Australia will need to work fast to remodel its workforce for net-zero industries and other economic and strategic shifts, warns the head of the nation's jobs and skills agency.
As debate continued in parliament on the government's signature Future Made in Australia policy, Jobs and Skills Australia commissioner Barney Glover said post-secondary education needs rebalancing to meet the economy's changing needs.
"To be a clean energy superpower, to leverage AUKUS pillar two ... we must rebalance," he told the National Press Club on Wednesday.
Revitalising the manufacturing base, and taking advantage of Australia's plentiful renewable resources to turbocharge clean industries, are central to the government's Future Made in Australia agenda.
Professor Glover said 38 clean-energy occupations were already in short supply or on track for shortages over the next decade.
These include electricians, of which there was already a 32,000 shortfall.
The field was heavily male-dominated with women making up two per cent of workforce, Prof Glover said.
Workforces without a balanced gender split were more likely to experience labour shortages, he explained.
"It comes back to our school system ... it comes back to improving outcomes there, encouraging more people into post-secondary education.
"It's a huge challenge."
Under the Future Made in Australia strategy, $22 billion over 10 years will go towards safeguarding Australian control over the resources and manufacturing sectors.
The coalition is set to oppose the manufacturing plan, with shadow treasurer Angus Taylor describing the scheme as pork barrelling.
"The more we learn about this plan, the more it simply doesn't stack up," he said.
"It's a plan for more government, not more business investment. It's a plan for more inflation at a time when Labor is already making its homegrown inflation worse."
Prime Minister Anthony Albanese said as other nations moved towards net-zero economies, Australia had the opportunity to be a leading player in the transition.
"We can choose to carry on as we are, to stay in our lane and be satisfied with our lot and watch the world move past us, or we can actually move forward," Mr Albanese told parliament on Wednesday.
"This is the decisive decade for our nation's future.
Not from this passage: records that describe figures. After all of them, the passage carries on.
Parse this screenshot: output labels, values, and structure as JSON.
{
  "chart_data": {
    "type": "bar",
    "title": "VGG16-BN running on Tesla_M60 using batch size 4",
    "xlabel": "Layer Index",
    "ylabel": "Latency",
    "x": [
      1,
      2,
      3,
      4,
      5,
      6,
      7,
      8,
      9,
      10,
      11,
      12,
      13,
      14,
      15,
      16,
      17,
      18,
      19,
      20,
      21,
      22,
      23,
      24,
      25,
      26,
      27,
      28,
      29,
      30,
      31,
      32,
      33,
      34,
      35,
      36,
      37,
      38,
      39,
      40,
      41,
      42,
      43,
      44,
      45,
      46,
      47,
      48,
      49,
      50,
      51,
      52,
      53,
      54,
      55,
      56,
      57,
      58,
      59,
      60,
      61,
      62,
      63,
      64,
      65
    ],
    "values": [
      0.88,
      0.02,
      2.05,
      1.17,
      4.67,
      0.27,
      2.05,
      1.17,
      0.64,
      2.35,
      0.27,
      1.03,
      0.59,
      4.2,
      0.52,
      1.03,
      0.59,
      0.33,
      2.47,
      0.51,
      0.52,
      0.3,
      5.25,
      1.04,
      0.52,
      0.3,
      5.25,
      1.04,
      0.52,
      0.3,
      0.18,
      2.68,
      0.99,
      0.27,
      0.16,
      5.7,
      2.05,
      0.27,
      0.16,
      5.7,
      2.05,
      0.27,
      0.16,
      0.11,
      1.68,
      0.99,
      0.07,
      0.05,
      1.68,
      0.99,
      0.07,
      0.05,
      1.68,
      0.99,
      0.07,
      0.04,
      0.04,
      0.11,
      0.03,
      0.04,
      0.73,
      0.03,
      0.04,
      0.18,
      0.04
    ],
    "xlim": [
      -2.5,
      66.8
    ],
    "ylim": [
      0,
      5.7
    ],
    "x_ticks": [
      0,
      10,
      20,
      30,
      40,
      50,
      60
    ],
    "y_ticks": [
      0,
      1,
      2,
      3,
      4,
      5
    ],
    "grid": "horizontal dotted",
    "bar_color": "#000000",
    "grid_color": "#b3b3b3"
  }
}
We are in our moment right now, and we must seize it."
Projects funded under the strategy would be determined by a national interest framework, and ensure jobs would be safe and well paid.
The manufacturing strategy formed the centrepiece of the government's federal budget handed down in May.
Greens leader Adam Bandt called the legislation an "election slush fund for more coal and gas", urging the government to guarantee the measures won't be used to finance fossil fuel projects.
"There's nothing in this legislation that rules out public money going to more coal and gas or to the infrastructure that supports it," he said.
The Greens are yet to commit to a formal position on the fund, but will decide after a parliamentary inquiry into the legislation.
The Future Made in Australia laws were essential to the future of the economy, Clean Energy Council chief executive Kane Thornton said.
"These new industries provide an opportunity to build a new economic foundation for Australia that can ultimately substitute declining international demand for and revenues from, fossil fuels," he said.